Asia Avia Airlines
| IATA | ICAO | Call sign |
| — | AVT | Asiavia |
- Founded: 2003
- Commenced operations: 2003
- Ceased operations: 2006
- Operating bases: Polonia International Airport, Medan, Indonesia
- Fleet size: Two Fokker F27 Friendships
- Destinations: Malacca; Pekan Baru; Jambi;
- Parent company: PT Asia Avia Megamata
- Headquarters: Jakarta, Indonesia

= Asia Avia Airlines =

Airline based in Jakarta, Indonesia

Asia Avia Airlines (Asia Avia Megatama P.T.) was an airline based in Jakarta, Indonesia. It operated scheduled domestic passenger services from Malacca to Pekan Baru and Jambi, using a fleet of two Fokker F27 Friendship aircraft.
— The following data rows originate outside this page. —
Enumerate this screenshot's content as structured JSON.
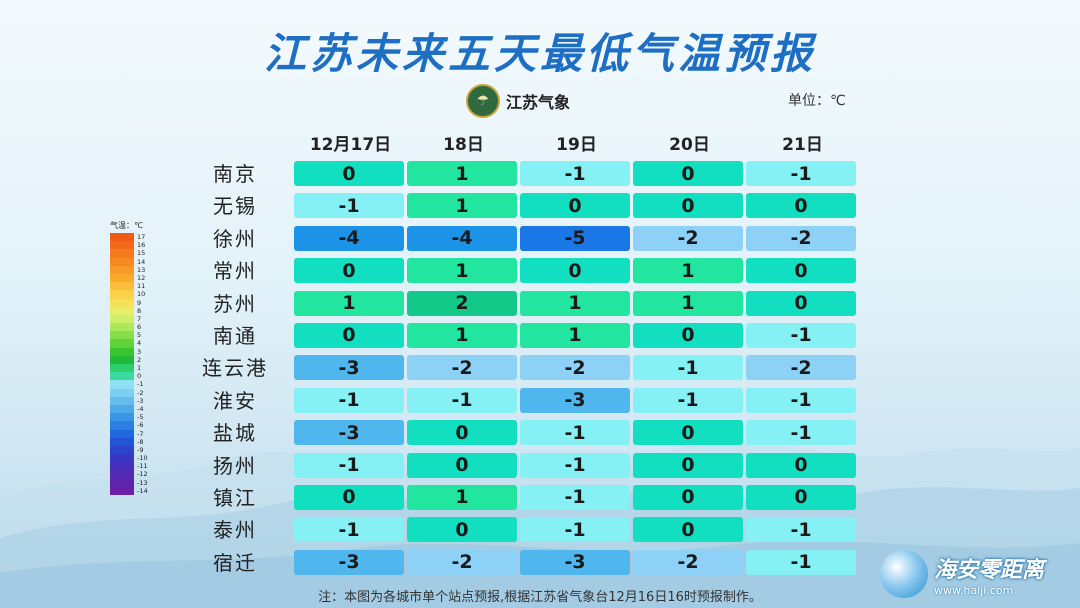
{
  "title": "江苏未来五天最低气温预报",
  "logo": {
    "text": "江苏气象",
    "icon": "meteorology-emblem-icon"
  },
  "unit_label": "单位：℃",
  "dates": [
    "12月17日",
    "18日",
    "19日",
    "20日",
    "21日"
  ],
  "cities": [
    "南京",
    "无锡",
    "徐州",
    "常州",
    "苏州",
    "南通",
    "连云港",
    "淮安",
    "盐城",
    "扬州",
    "镇江",
    "泰州",
    "宿迁"
  ],
  "table": [
    [
      "0",
      "1",
      "-1",
      "0",
      "-1"
    ],
    [
      "-1",
      "1",
      "0",
      "0",
      "0"
    ],
    [
      "-4",
      "-4",
      "-5",
      "-2",
      "-2"
    ],
    [
      "0",
      "1",
      "0",
      "1",
      "0"
    ],
    [
      "1",
      "2",
      "1",
      "1",
      "0"
    ],
    [
      "0",
      "1",
      "1",
      "0",
      "-1"
    ],
    [
      "-3",
      "-2",
      "-2",
      "-1",
      "-2"
    ],
    [
      "-1",
      "-1",
      "-3",
      "-1",
      "-1"
    ],
    [
      "-3",
      "0",
      "-1",
      "0",
      "-1"
    ],
    [
      "-1",
      "0",
      "-1",
      "0",
      "0"
    ],
    [
      "0",
      "1",
      "-1",
      "0",
      "0"
    ],
    [
      "-1",
      "0",
      "-1",
      "0",
      "-1"
    ],
    [
      "-3",
      "-2",
      "-3",
      "-2",
      "-1"
    ]
  ],
  "color_map": {
    "2": "#12c98a",
    "1": "#22e6a0",
    "0": "#12dec0",
    "-1": "#86f1f4",
    "-2": "#8dd2f6",
    "-3": "#4fb6ee",
    "-4": "#1d93e8",
    "-5": "#1a78e6"
  },
  "legend": {
    "title": "气温：℃",
    "labels": [
      "17",
      "16",
      "15",
      "14",
      "13",
      "12",
      "11",
      "10",
      "9",
      "8",
      "7",
      "6",
      "5",
      "4",
      "3",
      "2",
      "1",
      "0",
      "-1",
      "-2",
      "-3",
      "-4",
      "-5",
      "-6",
      "-7",
      "-8",
      "-9",
      "-10",
      "-11",
      "-12",
      "-13",
      "-14"
    ],
    "colors": [
      "#f05a14",
      "#f26a18",
      "#f47a1c",
      "#f68a22",
      "#f89a26",
      "#faab2c",
      "#fbbd3a",
      "#fbd04a",
      "#f6e05a",
      "#e8ee6a",
      "#cdef6a",
      "#abe85a",
      "#86df4a",
      "#5fd33a",
      "#38c52e",
      "#22b83a",
      "#2ecf6e",
      "#3dd9a0",
      "#8ee0f2",
      "#7ccff0",
      "#66bdec",
      "#4ea9e8",
      "#3a94e4",
      "#2a7fe0",
      "#2068dc",
      "#2254d6",
      "#2a44cc",
      "#3636c4",
      "#4430bc",
      "#522ab4",
      "#5e24ac",
      "#6a20a6"
    ]
  },
  "footnote": "注：本图为各城市单个站点预报,根据江苏省气象台12月16日16时预报制作。",
  "watermark": {
    "title": "海安零距离",
    "url": "www.halji.com"
  }
}
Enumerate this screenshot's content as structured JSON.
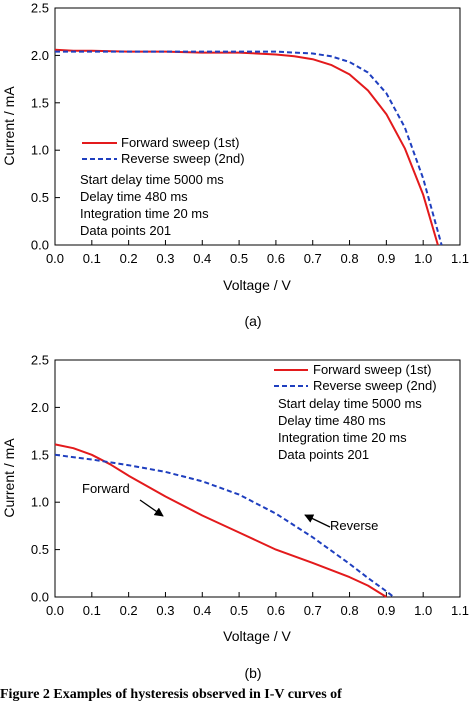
{
  "chart_data": [
    {
      "type": "line",
      "panel_label": "(a)",
      "xlabel": "Voltage / V",
      "ylabel": "Current / mA",
      "xlim": [
        0,
        1.1
      ],
      "ylim": [
        0,
        2.5
      ],
      "x_ticks": [
        "0.0",
        "0.1",
        "0.2",
        "0.3",
        "0.4",
        "0.5",
        "0.6",
        "0.7",
        "0.8",
        "0.9",
        "1.0",
        "1.1"
      ],
      "y_ticks": [
        "0.0",
        "0.5",
        "1.0",
        "1.5",
        "2.0",
        "2.5"
      ],
      "grid": false,
      "legend_position": "lower-left",
      "series": [
        {
          "name": "Forward sweep (1st)",
          "color": "#e31a1c",
          "line_style": "solid",
          "x": [
            0,
            0.05,
            0.1,
            0.2,
            0.3,
            0.4,
            0.5,
            0.6,
            0.65,
            0.7,
            0.75,
            0.8,
            0.85,
            0.9,
            0.95,
            1.0,
            1.04
          ],
          "y": [
            2.06,
            2.05,
            2.05,
            2.04,
            2.04,
            2.03,
            2.03,
            2.01,
            1.99,
            1.96,
            1.9,
            1.8,
            1.63,
            1.38,
            1.02,
            0.53,
            0.0
          ]
        },
        {
          "name": "Reverse sweep (2nd)",
          "color": "#1f3fbf",
          "line_style": "dashed",
          "x": [
            0,
            0.1,
            0.2,
            0.3,
            0.4,
            0.5,
            0.6,
            0.65,
            0.7,
            0.75,
            0.8,
            0.85,
            0.9,
            0.95,
            1.0,
            1.05
          ],
          "y": [
            2.04,
            2.04,
            2.04,
            2.04,
            2.04,
            2.04,
            2.04,
            2.03,
            2.02,
            1.99,
            1.93,
            1.82,
            1.6,
            1.24,
            0.7,
            0.0
          ]
        }
      ],
      "annotations": [
        "Start delay time 5000 ms",
        "Delay time 480 ms",
        "Integration time 20 ms",
        "Data points 201"
      ]
    },
    {
      "type": "line",
      "panel_label": "(b)",
      "xlabel": "Voltage / V",
      "ylabel": "Current / mA",
      "xlim": [
        0,
        1.1
      ],
      "ylim": [
        0,
        2.5
      ],
      "x_ticks": [
        "0.0",
        "0.1",
        "0.2",
        "0.3",
        "0.4",
        "0.5",
        "0.6",
        "0.7",
        "0.8",
        "0.9",
        "1.0",
        "1.1"
      ],
      "y_ticks": [
        "0.0",
        "0.5",
        "1.0",
        "1.5",
        "2.0",
        "2.5"
      ],
      "grid": false,
      "legend_position": "top-right",
      "series": [
        {
          "name": "Forward sweep (1st)",
          "color": "#e31a1c",
          "line_style": "solid",
          "x": [
            0,
            0.05,
            0.1,
            0.15,
            0.2,
            0.3,
            0.4,
            0.5,
            0.6,
            0.7,
            0.8,
            0.85,
            0.9
          ],
          "y": [
            1.61,
            1.57,
            1.5,
            1.4,
            1.28,
            1.06,
            0.86,
            0.68,
            0.5,
            0.36,
            0.21,
            0.12,
            0.0
          ]
        },
        {
          "name": "Reverse sweep (2nd)",
          "color": "#1f3fbf",
          "line_style": "dashed",
          "x": [
            0,
            0.1,
            0.2,
            0.3,
            0.4,
            0.5,
            0.6,
            0.7,
            0.8,
            0.85,
            0.9,
            0.92
          ],
          "y": [
            1.5,
            1.45,
            1.39,
            1.32,
            1.22,
            1.08,
            0.88,
            0.63,
            0.35,
            0.2,
            0.06,
            0.0
          ]
        }
      ],
      "annotations": [
        "Start delay time 5000 ms",
        "Delay time 480 ms",
        "Integration time 20 ms",
        "Data points 201"
      ],
      "arrow_labels": [
        "Forward",
        "Reverse"
      ]
    }
  ],
  "caption": "Figure 2    Examples of hysteresis observed in I-V curves of"
}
Its main base was Polonia International Airport, Medan.

==Code data==
- ICAO code: AVT
- Callsign: ASIAVIA

==History==
Asia Avia Airlines was established and started operations in 2003. It was wholly owned by PT Asia Avia Megamata. In 2006, all flight operations were suspended and the licence was withdrawn. In February 2007, the Transportation Ministry delayed the license revocation of 11 idle airlines, including Asia Avia Airlines, to give restructuring opportunities to the operators, which did not materialize.